YOLO_ANCHORS = np.array(

    ((0.57273, 0.677385), (1.87446, 2.06253), (3.33843, 5.47434),

     (7.88282, 3.52778), (9.77052, 9.16828)))

def get_classes(classes_path):

    with open(classes_path) as f:

        class_name = f.read().strip().split()

    return class_name

def get_anchors(anchors_path):

    if os.path.isfile(anchors_path):

        with open(anchors_path)as f:

            anchors = f.read().strip().split()

        return np.array(list(map(float,anchors))).reshape(-1, 2)

    else:

        Warning('Could not open anchors file, using default.')

        return YOLO_ANCHORS

class yoloDataset(data.Dataset):

    image_size = [416,416]

    def __init__(self,data_path,anchors_path):

        self.anchors = self.get_anchors(anchors_path)

        data = h5py.File(data_path, 'r')

        self.images = data['train/images'][:]

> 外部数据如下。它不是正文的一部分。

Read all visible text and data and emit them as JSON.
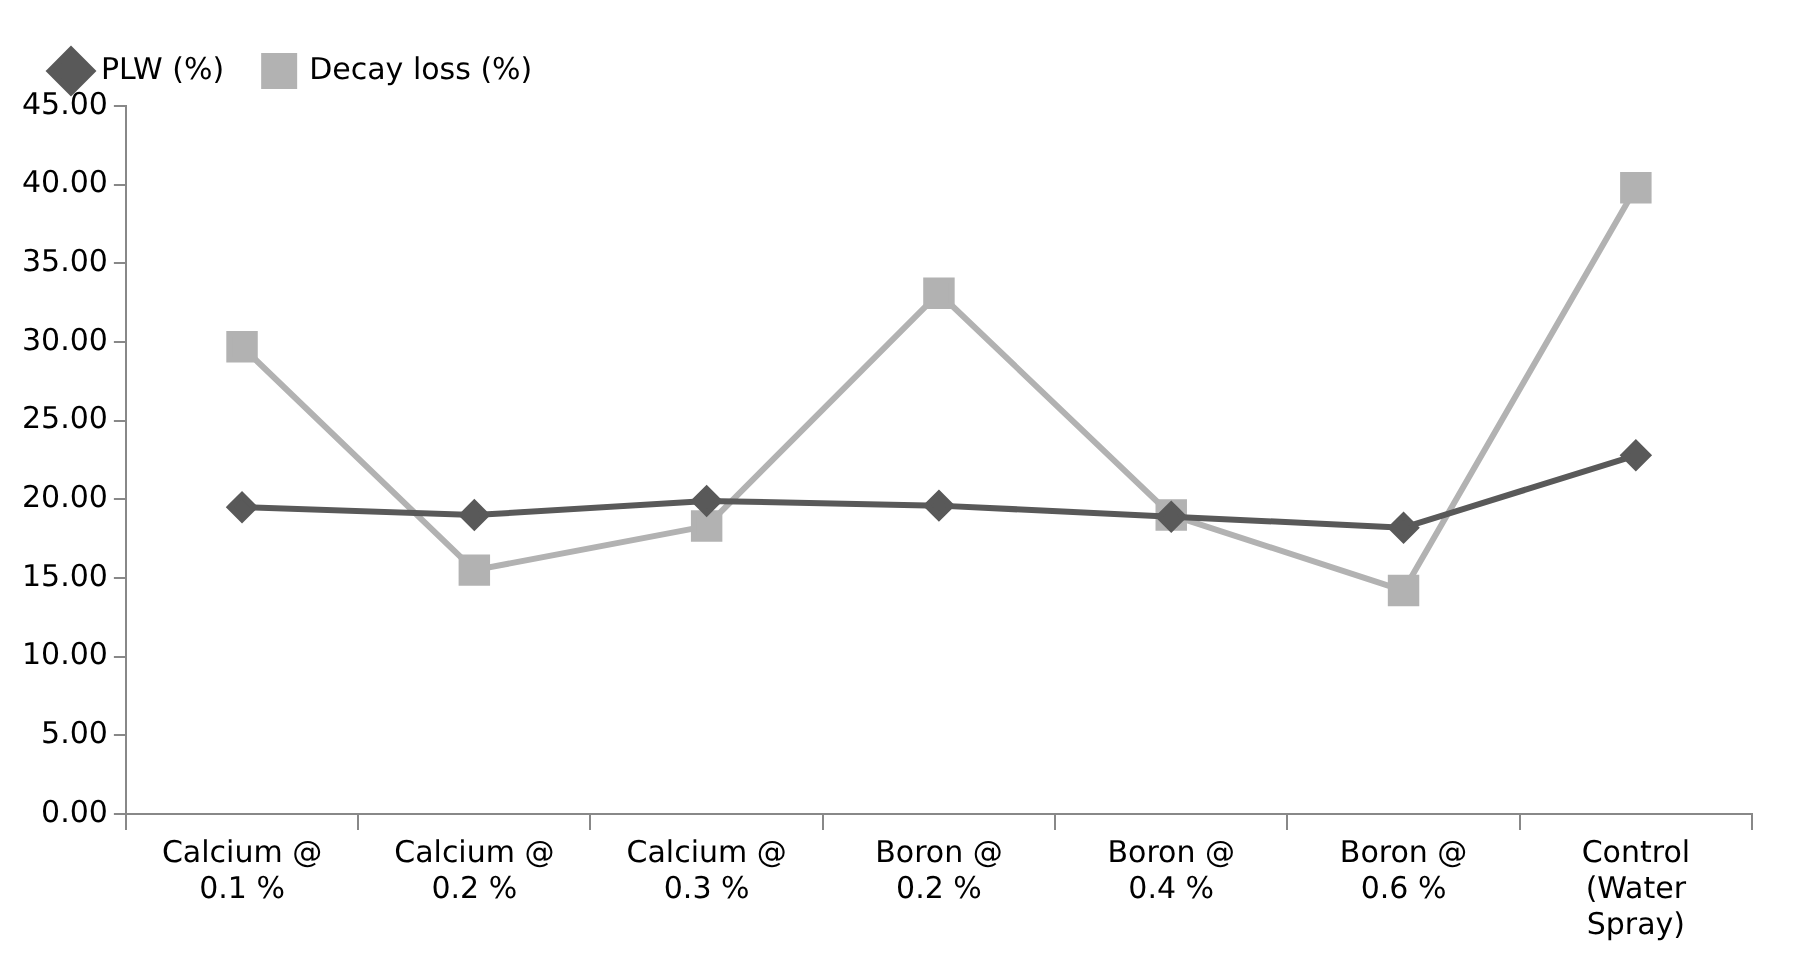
{
  "chart_data": {
    "type": "line",
    "categories": [
      "Calcium @ 0.1 %",
      "Calcium @ 0.2 %",
      "Calcium @ 0.3 %",
      "Boron @ 0.2 %",
      "Boron @ 0.4 %",
      "Boron @ 0.6 %",
      "Control (Water Spray)"
    ],
    "series": [
      {
        "name": "PLW (%)",
        "color": "#595959",
        "marker": "diamond",
        "values": [
          19.5,
          19.0,
          19.9,
          19.6,
          18.9,
          18.2,
          22.8
        ]
      },
      {
        "name": "Decay loss (%)",
        "color": "#b2b2b2",
        "marker": "square",
        "values": [
          29.7,
          15.5,
          18.3,
          33.1,
          19.0,
          14.2,
          39.8
        ]
      }
    ],
    "ylim": [
      0,
      45
    ],
    "yticks": [
      {
        "value": 0,
        "label": "0.00"
      },
      {
        "value": 5,
        "label": "5.00"
      },
      {
        "value": 10,
        "label": "10.00"
      },
      {
        "value": 15,
        "label": "15.00"
      },
      {
        "value": 20,
        "label": "20.00"
      },
      {
        "value": 25,
        "label": "25.00"
      },
      {
        "value": 30,
        "label": "30.00"
      },
      {
        "value": 35,
        "label": "35.00"
      },
      {
        "value": 40,
        "label": "40.00"
      },
      {
        "value": 45,
        "label": "45.00"
      }
    ],
    "grid": false,
    "legend": "top left",
    "line_style": "solid"
  }
}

        self.boxes = data['train/boxes'][:]

        # 1 每张图片中，框最多是多少

        self.max_num = 0

        self.num_samples = len(self.boxes)

        self.flag = self.boxes is not None

        if self.flag:

            for i in range(self.num_samples):

                self.boxes[i] = self.boxes[i].reshape(-1,5)

                if self.max_num < self.boxes[i].shape[0]:

                    self.max_num = self.boxes[i].shape[0]

    def __len__(self):

        return self.num_samples

    def __getitem__(self,idx):

        processed_images,processed_boxes = self.process_data(idx)

        out = self.encoder(processed_boxes)

        return torch.tensor(processed_images), torch.tensor(out)

    def get_anchors(self,anchors_path):

        if os.path.isfile(anchors_path):

            with open(anchors_path)as f:

                anchors = f.read().strip().split()

            return np.array(list(map(float,anchors))).reshape(-1, 2)

        else:

            Warning('Could not open anchors file, using default.')

            return YOLO_ANCHORS

    def process_data(self,idx):

        ''' 

        aim :  1.把图片归一化到0`1，转换通道。

               2.box[x1,y1,x2,y2]-->[cx,cy,w,h];在原图上的相对位置;

                 每张图片上框的shape为[max_num,5],多余的补零。

        inputs: idx

        outputs: np.array(img),np.array(new_box) 

        '''

        images = self.images[idx]

        boxes = self.boxes[idx]

        img = Image.open(io.BytesIO(images))

        img_shape = np.array(img.size)           #

        img = img.resize(self.image_size, PIL.Image.BICUBIC) #  (416, 416)

        img = np.array(img,np.float)/255.

        img = np.transpose(img,(2,0,1))

        if self.flag:

            box = np.concatenate([(boxes[:,2:4] + boxes[:,:2])*0.5/img_shape,(boxes[:,2:4] - boxes[:,:2])/img_shape,boxes[:,4:5]],1)

            new_box = np.zeros((self.max_num,5),dtype=np.float32)

            new_box[:len(box),:] = box                       # box(cx,cy,w,h,cls)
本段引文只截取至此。